Maximum Subarray II

LintCode-42.Maximum Subarray II

Given an array of integers, find two non-overlapping subarrays which have the largest sum.
The number in each subarray should be contiguous.
Return the largest sum.

Notice: The subarray should contain at least one number

Example: For given [1, 3, -1, 2, -1, 2], the two subarrays are [1, 3] and [2, -1, 2] or [1, 3, -1, 2] and [2], they both have the largest sum 7.

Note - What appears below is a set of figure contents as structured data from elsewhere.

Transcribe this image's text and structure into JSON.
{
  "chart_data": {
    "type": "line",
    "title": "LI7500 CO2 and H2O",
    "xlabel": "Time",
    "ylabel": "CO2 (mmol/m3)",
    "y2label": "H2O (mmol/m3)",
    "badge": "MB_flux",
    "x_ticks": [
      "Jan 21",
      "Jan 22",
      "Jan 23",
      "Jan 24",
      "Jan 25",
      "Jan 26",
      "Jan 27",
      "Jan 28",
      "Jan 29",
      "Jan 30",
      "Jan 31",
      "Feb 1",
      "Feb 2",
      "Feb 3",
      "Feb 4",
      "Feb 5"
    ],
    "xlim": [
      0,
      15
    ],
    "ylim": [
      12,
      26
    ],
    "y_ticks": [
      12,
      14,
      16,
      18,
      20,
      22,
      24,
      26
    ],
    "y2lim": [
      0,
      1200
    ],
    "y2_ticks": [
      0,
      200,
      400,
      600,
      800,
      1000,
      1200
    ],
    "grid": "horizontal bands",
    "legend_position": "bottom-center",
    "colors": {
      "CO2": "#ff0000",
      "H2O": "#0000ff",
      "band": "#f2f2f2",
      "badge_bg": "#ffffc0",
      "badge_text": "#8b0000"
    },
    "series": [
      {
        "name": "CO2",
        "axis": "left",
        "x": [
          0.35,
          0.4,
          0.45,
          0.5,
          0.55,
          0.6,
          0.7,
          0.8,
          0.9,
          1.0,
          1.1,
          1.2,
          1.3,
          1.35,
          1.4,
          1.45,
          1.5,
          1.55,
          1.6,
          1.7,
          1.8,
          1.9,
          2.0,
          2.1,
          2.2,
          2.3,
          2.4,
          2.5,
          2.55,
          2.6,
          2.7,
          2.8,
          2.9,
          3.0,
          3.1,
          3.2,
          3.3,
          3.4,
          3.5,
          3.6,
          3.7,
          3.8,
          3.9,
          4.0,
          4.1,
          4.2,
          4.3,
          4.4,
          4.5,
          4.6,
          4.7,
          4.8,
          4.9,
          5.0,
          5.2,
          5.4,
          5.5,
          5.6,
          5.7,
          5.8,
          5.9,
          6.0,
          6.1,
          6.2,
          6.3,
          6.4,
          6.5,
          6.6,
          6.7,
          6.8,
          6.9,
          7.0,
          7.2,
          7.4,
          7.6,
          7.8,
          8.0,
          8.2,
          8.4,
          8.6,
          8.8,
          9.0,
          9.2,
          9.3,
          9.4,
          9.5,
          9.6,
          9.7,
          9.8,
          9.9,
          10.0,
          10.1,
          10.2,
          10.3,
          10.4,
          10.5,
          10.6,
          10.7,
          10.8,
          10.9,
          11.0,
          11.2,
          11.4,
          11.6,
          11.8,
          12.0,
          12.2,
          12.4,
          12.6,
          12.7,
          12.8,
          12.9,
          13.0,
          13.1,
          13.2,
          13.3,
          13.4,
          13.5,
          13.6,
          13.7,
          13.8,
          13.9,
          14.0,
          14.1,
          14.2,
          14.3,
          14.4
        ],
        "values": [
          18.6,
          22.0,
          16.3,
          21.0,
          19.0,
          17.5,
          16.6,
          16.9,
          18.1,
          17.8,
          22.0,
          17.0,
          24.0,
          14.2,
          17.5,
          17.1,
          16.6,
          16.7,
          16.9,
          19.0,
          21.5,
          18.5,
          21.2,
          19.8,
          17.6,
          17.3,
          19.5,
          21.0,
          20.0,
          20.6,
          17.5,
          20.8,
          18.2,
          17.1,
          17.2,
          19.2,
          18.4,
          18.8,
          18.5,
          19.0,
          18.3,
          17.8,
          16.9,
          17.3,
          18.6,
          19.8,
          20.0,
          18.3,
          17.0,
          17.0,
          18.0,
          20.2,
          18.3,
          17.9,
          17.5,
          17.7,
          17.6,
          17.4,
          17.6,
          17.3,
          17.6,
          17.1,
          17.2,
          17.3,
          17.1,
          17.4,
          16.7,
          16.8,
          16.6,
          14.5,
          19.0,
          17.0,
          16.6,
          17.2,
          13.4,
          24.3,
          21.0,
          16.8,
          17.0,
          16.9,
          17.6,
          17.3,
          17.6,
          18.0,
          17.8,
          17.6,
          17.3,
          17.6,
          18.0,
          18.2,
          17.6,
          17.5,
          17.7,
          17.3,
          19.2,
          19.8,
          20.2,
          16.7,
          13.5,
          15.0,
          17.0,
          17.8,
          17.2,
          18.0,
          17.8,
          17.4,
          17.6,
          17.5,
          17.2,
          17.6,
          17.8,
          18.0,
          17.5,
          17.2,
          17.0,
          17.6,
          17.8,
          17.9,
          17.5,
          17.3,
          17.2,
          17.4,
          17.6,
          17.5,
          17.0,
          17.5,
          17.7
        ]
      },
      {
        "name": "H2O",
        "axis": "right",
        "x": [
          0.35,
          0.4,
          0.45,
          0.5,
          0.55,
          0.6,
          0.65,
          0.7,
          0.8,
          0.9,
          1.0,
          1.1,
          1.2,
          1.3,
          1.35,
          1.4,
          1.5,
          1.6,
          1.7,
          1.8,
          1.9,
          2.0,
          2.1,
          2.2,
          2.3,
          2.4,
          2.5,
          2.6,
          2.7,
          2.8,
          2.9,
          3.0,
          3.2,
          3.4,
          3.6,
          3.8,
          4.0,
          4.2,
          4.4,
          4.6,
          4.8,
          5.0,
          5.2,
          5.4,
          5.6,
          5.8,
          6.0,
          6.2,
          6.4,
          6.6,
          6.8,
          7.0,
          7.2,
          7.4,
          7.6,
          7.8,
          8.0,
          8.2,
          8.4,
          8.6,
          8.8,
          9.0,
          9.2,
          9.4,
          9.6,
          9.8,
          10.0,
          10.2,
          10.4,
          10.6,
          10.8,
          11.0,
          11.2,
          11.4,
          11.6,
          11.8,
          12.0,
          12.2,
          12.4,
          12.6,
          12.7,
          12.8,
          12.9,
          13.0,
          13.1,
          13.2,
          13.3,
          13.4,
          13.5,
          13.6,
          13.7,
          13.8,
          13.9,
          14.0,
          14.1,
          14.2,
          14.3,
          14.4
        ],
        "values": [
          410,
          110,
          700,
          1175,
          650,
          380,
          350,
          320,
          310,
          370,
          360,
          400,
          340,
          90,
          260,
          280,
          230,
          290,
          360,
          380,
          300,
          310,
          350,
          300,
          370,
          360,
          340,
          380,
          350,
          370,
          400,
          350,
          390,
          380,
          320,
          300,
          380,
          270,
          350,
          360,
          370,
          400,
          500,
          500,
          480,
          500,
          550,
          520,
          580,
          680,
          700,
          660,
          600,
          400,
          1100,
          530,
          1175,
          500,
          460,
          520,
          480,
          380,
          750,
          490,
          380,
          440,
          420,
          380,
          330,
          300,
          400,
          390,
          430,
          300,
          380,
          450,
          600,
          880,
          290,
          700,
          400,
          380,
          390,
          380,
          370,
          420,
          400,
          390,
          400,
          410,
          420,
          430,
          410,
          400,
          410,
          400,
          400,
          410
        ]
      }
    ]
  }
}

Challenge: Can you do it in time complexity O(n) ?

public class Solution {
    /**
     * @param nums: A list of integers
     * @return: An integer denotes the sum of max two non-overlapping subarrays
     */
    public int maxTwoSubArrays(ArrayList<Integer> nums) {
        if (nums == null || nums.size() == 0) {
            return 0;
        }
        
        int sum = 0;
        int max = Integer.MIN_VALUE;
        int[] left = new int[nums.size()];
        
        for (int i = 0; i < nums.size(); i++) {
            sum = Math.max(sum + nums.get(i), nums.get(i));
            max = Math.max(sum, max);
            left[i] = max;
        }
        
        sum = 0;
        max = Integer.MIN_VALUE;
        int result = Integer.MIN_VALUE;
        
        for (int i = nums.size() - 1; i >= 0; i--) {
            if (i < nums.size() - 1) {
                result = Math.max(result, left[i] + max);
            }
            
            sum = Math.max(sum + nums.get(i), nums.get(i));
            max = Math.max(sum, max);
        }
        
        return result;
    }
}

Here is another solution to this problem.

public class Solution {
    /**
     * @param nums: A list of integers
     * @return: An integer denotes the sum of max two non-overlapping subarrays
     */
    public int maxTwoSubArrays(ArrayList<Integer> nums) {
        if (nums == null || nums.size() == 0) {
            return 0;
        }
        
        int sum = 0;
        int max = Integer.MIN_VALUE;
        int[] left = new int[nums.size()];
        
        for (int i = 0; i < nums.size(); i++) {
            sum = Math.max(sum + nums.get(i), nums.get(i));
            max = Math.max(sum, max);
            left[i] = max;
        }
        
        sum = 0;
        max = Integer.MIN_VALUE;
        int[] right = new int[nums.size()];
        for (int i = nums.size() - 1; i >= 0; i--) {
            sum = Math.max(sum + nums.get(i), nums.get(i));
            max = Math.max(sum, max);
            right[i] = max;
        }
        
        int result = Integer.MIN_VALUE;
        for (int i = 0; i < nums.size() - 1; i++) {
            result = Math.max(result, left[i] + right[i + 1]);
        }
        
        return result;
    }
}

Hope this helps,
Michael